In his ruling, the presiding magistrate said he will urge both parties,
especially the counsels in the matter, to go through the case file
especially the one taking over. He added that the one handing over the case should properly brief the one taking over it otherwise it will bring misunderstanding.

Magistrate Abeke therefore over ruled the prosecution’s objection on the delivery of a ruling on the matter.

The trial magistrate said he has read through the arguments of both parties and that in his prior ruling he had told the prosecution to go and put their house in order and to seek the consent of the Attorney General and that the charges are incompetent.

He said he had also ordered for the accused persons to be granted police bail.

Magistrate Abeke said the defence counsels argued that they were denied access to their clients. He said they did not tell the court what they did to secure the bail of the accused persons and that they
have not exhibited it and as such the court cannot speculate.

“In my ruling on the 12 of May 2016, I advised the defence to apply for a police bail and the court cannot make any order when the accused persons are not before the court. The charges were not even read to them and they are not arraigned and they are not before the court and as such the court cannot do anything about it,” said Magistrate Abeke.
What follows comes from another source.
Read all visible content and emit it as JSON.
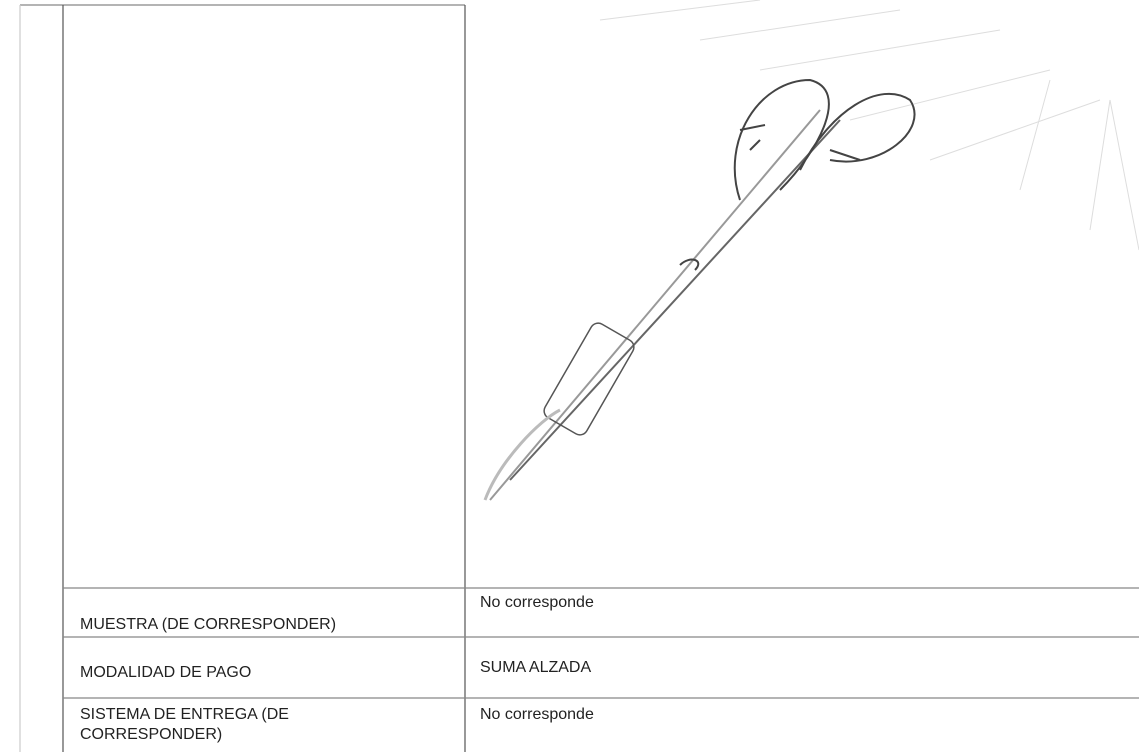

At this juncture, Lawyer Sallah-Njie said based on the ruling, she is
applying for the charges to be struck out. “When charges are found
to be incompetent, they ought to be struck out as required by the law,” said the defence counsel.

Responding to the defence counsel’s application, the prosecution argued that the ruling was very clear and that there is nothing before the court.
He added that he is very surprised to hear such an application from the defence. He said they are applying for a short adjournment to enable them file fresh charges.

“For records purposes, my application is for the charges to be struck
out, not the process. If there is nothing before this court, why
should we adjourn the case? When charges are improper, they should be
struck out and the application for adjournment is misconceived,” submitted Barrister Sallah-Njie.

She further said that certain issues were raised which were ignored in the ruling of the magistrate such as the right of the vulnerable. “These issues are still relevant because you can hear the cry of a baby in court,” said Barrister Sallah-Njie.

However, the presiding magistrate said he has repeatedly been telling the prosecution to go back and put their house in order and which they did not do but instead handed over the case to the State. He said even
the application for an adjournment is not before him.

“My hands are tied and the state should go back with their case,” ruled Magistrate Abeke.